This typical Moroccan stew is made from prime chicken meat braised in an aromatic tomato broth together with vegetables, chickpeas, raisins, olives and almonds, and is full of the seductive fragrances of Maghreb spices. A delicious indulgence cooked in a tagine – a Moroccan earthenware braising pot. It can also be made in a normal Dutch oven.
- 4 chicken legs skinless, halved
- 0,5 tsp salt
- ground black pepper
- 50 ml olive oil
- 2 medium-sized red onions diced
- 4-6 celery stalks diced
- 1 red pepper diced
- 1-2 garlic cloves peeled an diced
- 200 ml chicken broth
- 280 g potatoes peeled and diced
- 100 g canned chickpeas drained and rinsed
- 100 ml tomato purée
- • ½ tsp ginger ground
- • ¼ tsp cinnamon ground
- • ½ tsp cumin ground
- • ½ tsp turmeric ground
- 1 tbsp raisins
- 1-2 tbsp olives drained
- 2 tbsp almonds roasted
- Preheat the oven to 200°C.
- Season the chicken with salt and pepper.
- Slowly heat the oil in the tagine (or Dutch oven). Gently fry the chicken until golden brown on all sides. Remove the chicken.
- Add the onions, celery, red pepper and garlic to the oil. Sauté the vegetables until lightly colored.
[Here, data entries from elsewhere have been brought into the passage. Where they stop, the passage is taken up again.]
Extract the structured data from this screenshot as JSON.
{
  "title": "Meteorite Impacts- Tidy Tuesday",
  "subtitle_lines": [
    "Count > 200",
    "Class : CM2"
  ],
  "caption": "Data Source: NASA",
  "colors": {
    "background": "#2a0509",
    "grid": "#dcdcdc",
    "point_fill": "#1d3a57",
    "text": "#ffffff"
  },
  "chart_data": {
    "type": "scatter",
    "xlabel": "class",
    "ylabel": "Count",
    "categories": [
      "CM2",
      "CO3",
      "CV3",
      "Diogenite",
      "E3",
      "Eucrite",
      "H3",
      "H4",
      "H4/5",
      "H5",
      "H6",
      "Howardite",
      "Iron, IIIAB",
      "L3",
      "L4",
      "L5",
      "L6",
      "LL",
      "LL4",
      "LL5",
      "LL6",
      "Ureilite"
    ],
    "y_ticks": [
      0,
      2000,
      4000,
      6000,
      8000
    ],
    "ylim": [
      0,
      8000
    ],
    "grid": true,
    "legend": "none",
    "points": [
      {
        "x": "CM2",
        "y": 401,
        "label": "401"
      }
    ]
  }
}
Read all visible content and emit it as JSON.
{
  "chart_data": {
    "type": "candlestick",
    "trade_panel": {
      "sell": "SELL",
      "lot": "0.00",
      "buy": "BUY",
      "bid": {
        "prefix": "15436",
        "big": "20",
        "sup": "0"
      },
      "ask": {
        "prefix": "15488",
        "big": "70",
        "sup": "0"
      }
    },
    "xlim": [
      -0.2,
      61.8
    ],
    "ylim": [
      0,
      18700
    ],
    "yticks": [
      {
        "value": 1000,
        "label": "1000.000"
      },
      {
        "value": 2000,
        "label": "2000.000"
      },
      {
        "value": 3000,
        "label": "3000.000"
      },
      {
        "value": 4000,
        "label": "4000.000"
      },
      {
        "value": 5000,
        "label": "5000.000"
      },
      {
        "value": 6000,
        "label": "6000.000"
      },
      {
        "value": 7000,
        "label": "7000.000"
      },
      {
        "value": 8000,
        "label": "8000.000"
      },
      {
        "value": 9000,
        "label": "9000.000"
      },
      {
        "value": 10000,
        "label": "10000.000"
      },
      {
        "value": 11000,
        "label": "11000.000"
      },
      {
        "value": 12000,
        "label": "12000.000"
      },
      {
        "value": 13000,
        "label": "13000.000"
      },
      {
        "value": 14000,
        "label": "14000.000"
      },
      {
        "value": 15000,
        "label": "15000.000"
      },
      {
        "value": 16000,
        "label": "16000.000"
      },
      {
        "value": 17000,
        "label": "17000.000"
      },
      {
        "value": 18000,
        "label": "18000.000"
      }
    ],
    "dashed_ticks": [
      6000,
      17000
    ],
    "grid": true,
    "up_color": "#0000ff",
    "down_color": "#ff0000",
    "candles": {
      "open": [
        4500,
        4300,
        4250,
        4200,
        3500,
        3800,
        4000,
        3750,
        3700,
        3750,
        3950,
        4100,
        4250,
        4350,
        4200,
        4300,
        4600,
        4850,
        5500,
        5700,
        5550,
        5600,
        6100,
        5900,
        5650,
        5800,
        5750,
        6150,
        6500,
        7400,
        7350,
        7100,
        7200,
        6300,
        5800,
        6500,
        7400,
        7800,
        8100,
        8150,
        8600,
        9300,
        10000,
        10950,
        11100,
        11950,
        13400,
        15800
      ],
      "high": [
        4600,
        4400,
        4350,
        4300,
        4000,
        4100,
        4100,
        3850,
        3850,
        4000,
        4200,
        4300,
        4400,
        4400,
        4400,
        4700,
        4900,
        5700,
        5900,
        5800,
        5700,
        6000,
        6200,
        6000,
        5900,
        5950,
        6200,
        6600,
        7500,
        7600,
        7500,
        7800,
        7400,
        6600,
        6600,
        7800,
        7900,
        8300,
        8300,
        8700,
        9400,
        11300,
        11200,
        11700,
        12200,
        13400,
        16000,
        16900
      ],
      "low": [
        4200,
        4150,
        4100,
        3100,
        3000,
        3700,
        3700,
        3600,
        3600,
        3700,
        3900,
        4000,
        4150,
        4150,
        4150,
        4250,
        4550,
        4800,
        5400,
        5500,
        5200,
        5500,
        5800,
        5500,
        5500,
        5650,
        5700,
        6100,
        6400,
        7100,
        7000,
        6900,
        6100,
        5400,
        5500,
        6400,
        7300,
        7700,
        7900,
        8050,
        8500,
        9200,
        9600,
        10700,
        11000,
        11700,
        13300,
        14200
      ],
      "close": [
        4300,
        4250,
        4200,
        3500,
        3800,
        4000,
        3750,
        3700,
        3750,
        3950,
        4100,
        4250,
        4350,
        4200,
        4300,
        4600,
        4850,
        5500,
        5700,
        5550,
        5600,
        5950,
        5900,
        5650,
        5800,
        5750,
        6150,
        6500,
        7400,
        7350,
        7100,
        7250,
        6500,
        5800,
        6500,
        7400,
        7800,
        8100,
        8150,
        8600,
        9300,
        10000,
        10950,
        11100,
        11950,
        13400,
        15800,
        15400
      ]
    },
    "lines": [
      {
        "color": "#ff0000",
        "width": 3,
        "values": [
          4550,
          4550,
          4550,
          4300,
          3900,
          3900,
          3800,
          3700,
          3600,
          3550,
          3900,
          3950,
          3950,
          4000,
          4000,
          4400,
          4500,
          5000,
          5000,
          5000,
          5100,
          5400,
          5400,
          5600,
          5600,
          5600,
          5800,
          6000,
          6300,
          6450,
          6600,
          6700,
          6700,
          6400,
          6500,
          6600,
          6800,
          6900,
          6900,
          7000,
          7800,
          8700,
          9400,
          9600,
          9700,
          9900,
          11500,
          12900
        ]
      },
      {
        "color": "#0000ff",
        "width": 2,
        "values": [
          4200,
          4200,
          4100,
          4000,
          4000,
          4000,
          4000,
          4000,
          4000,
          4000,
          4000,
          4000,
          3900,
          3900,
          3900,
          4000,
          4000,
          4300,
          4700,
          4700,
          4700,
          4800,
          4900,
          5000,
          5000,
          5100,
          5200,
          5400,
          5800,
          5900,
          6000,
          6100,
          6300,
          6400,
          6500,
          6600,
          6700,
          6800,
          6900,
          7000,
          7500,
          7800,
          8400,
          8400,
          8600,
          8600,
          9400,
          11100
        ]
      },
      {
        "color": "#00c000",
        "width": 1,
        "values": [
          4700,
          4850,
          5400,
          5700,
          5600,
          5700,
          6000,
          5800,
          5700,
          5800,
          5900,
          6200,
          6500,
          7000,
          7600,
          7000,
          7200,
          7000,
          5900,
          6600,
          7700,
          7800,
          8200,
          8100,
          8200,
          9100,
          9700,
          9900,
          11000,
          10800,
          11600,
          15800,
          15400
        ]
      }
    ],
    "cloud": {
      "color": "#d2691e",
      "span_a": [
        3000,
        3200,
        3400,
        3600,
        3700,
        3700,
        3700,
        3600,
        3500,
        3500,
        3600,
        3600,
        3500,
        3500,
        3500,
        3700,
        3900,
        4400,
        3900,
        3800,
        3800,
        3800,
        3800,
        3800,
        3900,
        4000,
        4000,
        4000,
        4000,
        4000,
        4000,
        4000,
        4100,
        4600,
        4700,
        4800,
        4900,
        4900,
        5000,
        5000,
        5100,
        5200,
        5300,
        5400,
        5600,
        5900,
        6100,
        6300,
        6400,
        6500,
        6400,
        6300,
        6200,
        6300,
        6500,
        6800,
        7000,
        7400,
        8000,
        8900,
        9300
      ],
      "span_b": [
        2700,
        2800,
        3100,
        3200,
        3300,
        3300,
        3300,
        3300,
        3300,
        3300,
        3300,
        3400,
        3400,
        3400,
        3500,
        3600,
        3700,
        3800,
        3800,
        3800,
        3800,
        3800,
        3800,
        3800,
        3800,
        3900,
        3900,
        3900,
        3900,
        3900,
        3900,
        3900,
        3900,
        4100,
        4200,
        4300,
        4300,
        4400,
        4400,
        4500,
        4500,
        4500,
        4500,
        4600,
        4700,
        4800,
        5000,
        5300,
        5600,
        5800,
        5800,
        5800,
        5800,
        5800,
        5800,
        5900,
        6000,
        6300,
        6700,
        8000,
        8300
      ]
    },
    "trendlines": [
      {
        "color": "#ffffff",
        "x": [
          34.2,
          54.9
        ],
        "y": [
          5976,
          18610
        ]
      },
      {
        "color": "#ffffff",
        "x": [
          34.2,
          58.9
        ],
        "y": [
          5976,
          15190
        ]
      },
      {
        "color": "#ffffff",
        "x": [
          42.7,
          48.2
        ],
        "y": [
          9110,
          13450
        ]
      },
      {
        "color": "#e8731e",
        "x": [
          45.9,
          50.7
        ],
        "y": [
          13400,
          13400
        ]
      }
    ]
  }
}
- Add the chicken legs, broth, potatoes, chickpeas, tomato puree, ginger, cinnamon, cumin and turmeric. Bring to a boil. Put the lid on and cook in the oven for 45 to 50 minutes.
- Add the raisins, olives and roasted almonds. Put the lid back on and bring to a boil again. Leave to stand for 3 to 5 minutes.
Note: Since everyone’s health history and nutritional needs are so different, please make sure that you talk with your doctor and a registered dietitian to get advice about the diet and exercise plan that‘s right for you.